At Wheelock, where there’s a choice of pubs, including the canalside Cheshire Cheese, and eight more locks to negotiate. From Wheelock it’s a mile-long walk into the historic town of Sandbach, with regular markets, a Waitrose supermarket and plenty of places to eat and drink. Next there’s a three-mile break from locks as the canal winds round Ettiley Heath and the Sandbach Flashes, a group of 14 wetlands designated as a Site of Special Scientific Interest. Four miles and another four locks on, the canal reaches the historic market town Middlewich, famous for its salt industry which dates back to medieval times. Here the Four Counties Ring route leaves the Trent & Mersey Canal, heading to Barbridge along the Middlewich Branch of the Shropshire Union Canal. This quiet waterway travels peacefully through the Cheshire countryside, with just four locks along its 10-mile length. Along the way, the Badger Inn at Church Minshull is a short walk from the canal.
After travelling for a further two miles to Barbridge Junction, with its Olde Barbridge Inn. Head south down the Shropshire Union Canal. The route passes over the Nantwich Aqueduct on the outskirts of Nantwich. Two rural miles later, there are two locks at Hack Green, close to the Secret Hack Green Nuclear Bunker, once one of the nation’s most secret defence sites, and now a fascinating museum. Three miles on at Audlem, you’ll pass the Shroppie Fly pub and Audlem Mill, selling canal gifts, crafts and the locally made Snugbury’s Jersey Ice Cream.
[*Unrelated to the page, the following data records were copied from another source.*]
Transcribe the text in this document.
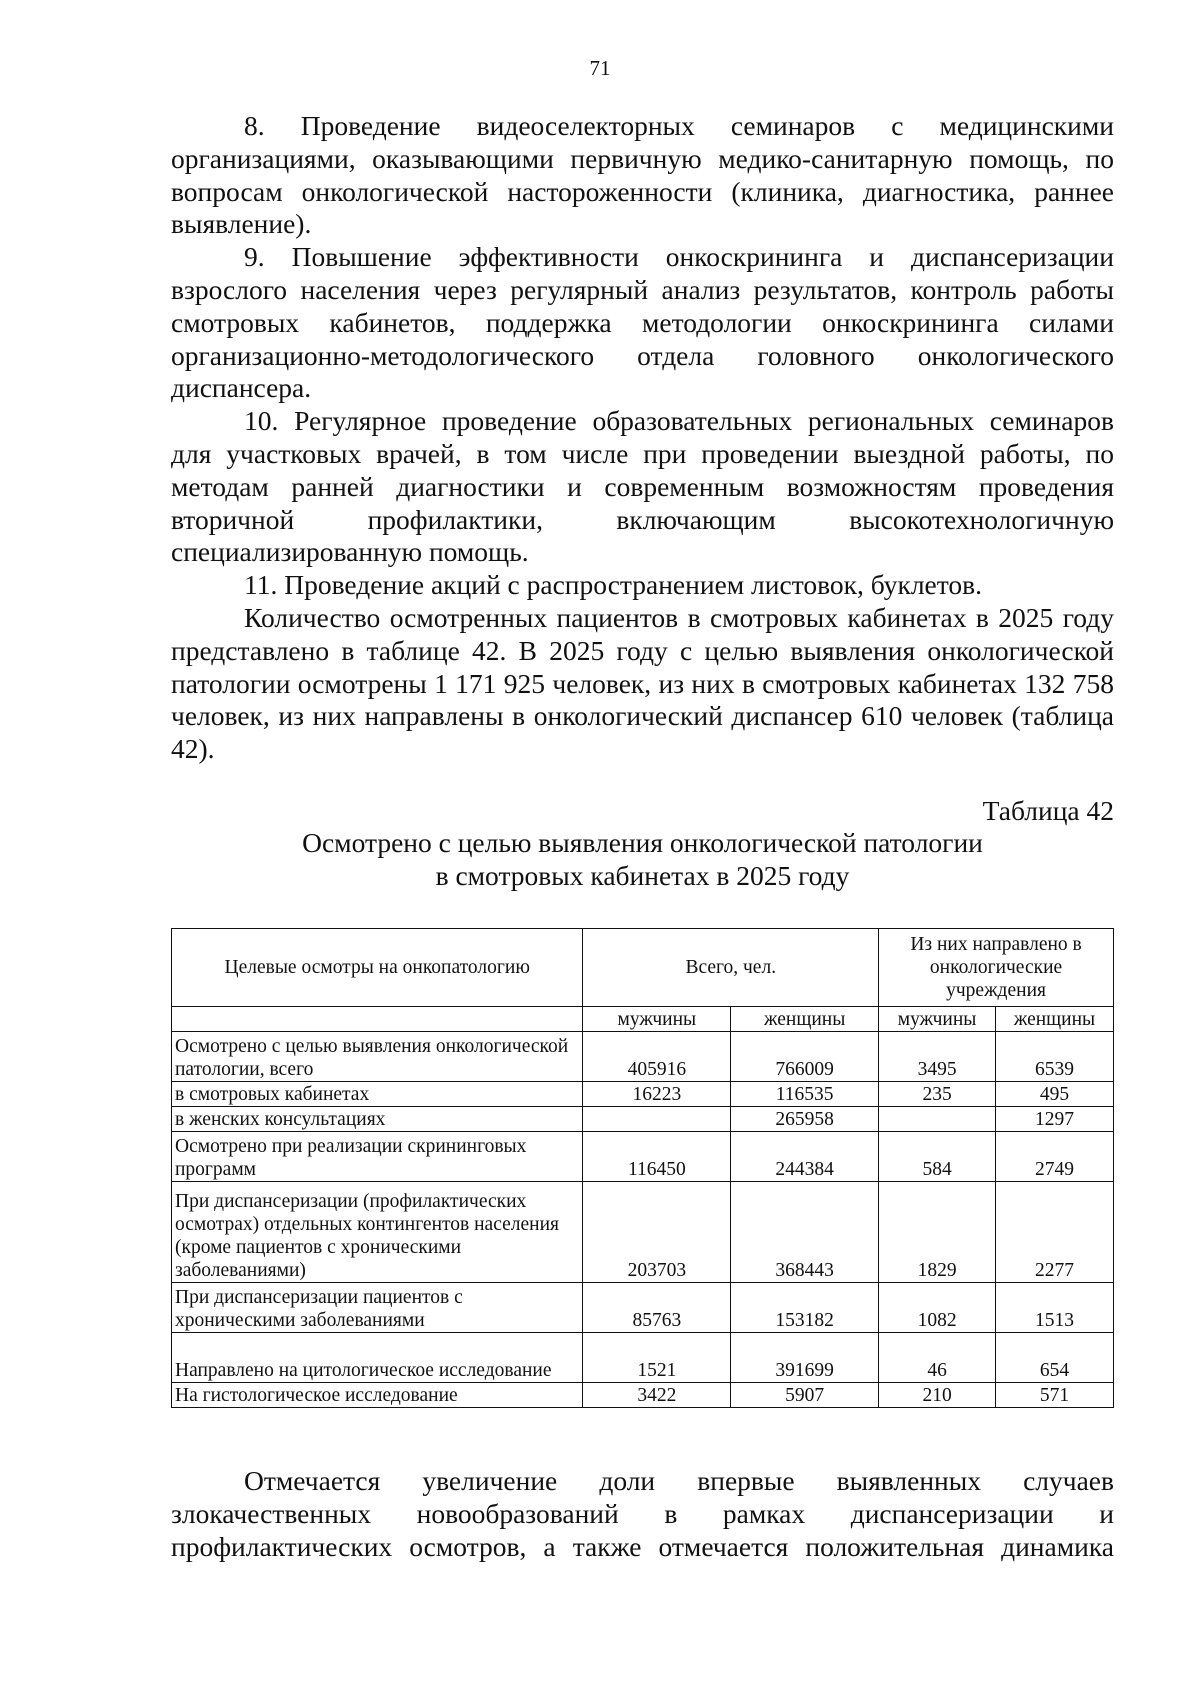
71

8. Проведение видеоселекторных семинаров с медицинскими организациями, оказывающими первичную медико-санитарную помощь, по вопросам онкологической настороженности (клиника, диагностика, раннее выявление).

9. Повышение эффективности онкоскрининга и диспансеризации взрослого населения через регулярный анализ результатов, контроль работы смотровых кабинетов, поддержка методологии онкоскрининга силами организационно-методологического отдела головного онкологического диспансера.

10. Регулярное проведение образовательных региональных семинаров для участковых врачей, в том числе при проведении выездной работы, по методам ранней диагностики и современным возможностям проведения вторичной профилактики, включающим высокотехнологичную специализированную помощь.

11. Проведение акций с распространением листовок, буклетов.

Количество осмотренных пациентов в смотровых кабинетах в 2025 году представлено в таблице 42. В 2025 году с целью выявления онкологической патологии осмотрены 1 171 925 человек, из них в смотровых кабинетах 132 758 человек, из них направлены в онкологический диспансер 610 человек (таблица 42).

Таблица 42
Осмотрено с целью выявления онкологической патологии
в смотровых кабинетах в 2025 году
Целевые осмотры на онкопатологию	Всего, чел.		Из них направлено в онкологические учреждения	
	мужчины	женщины	мужчины	женщины
Осмотрено с целью выявления онкологической патологии, всего	405916	766009	3495	6539
в смотровых кабинетах	16223	116535	235	495
в женских консультациях		265958		1297
Осмотрено при реализации скрининговых программ	116450	244384	584	2749
При диспансеризации (профилактических осмотрах) отдельных контингентов населения (кроме пациентов с хроническими заболеваниями)	203703	368443	1829	2277
При диспансеризации пациентов с хроническими заболеваниями	85763	153182	1082	1513
Направлено на цитологическое исследование	1521	391699	46	654
На гистологическое исследование	3422	5907	210	571

Отмечается увеличение доли впервые выявленных случаев злокачественных новообразований в рамках диспансеризации и профилактических осмотров, а также отмечается положительная динамика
Then the Audlem flight of 15 locks takes the canal 93ft downhill to a lock-free mile, before another flight of five locks at Adderley. Next you’ll travel through Betton Cutting, past Brownhills Wood before reaching the historic market town of Market Drayton, home of the gingerbread man. Then there are five locks at Tyrley. After that, the canal is lock free for 17 miles, passing through a series of cuttings, embankments and villages with excellent pubs. Places to stop along this 17-mile stretch include: Goldstone Wharf with its Wharf Tavern pub; Staffordshire Wildlife Trust’s Loynton Moss Nature Reserve at Grub Street; the Old Wharf Tearoom at Norbury Junction; the Royal Oak at Gnosnall; and the Hartley Arms and Mottey Meadows Nature Reserve at Wheaton Ashton. There’s just one lock at Wheaton Ashton, then the route is lock-free again for eight miles, passing the Bridge pub at Brewood. Then you’ll go under the M54 motorway and pass close to Pendeford Mill Nature Reserve, before meeting Autherley Junction Stop Lock and the southern end of ‘The Shroppie’. You’ll then travel north up the Staffordshire & Worcestershire Canal back to Great Haywood.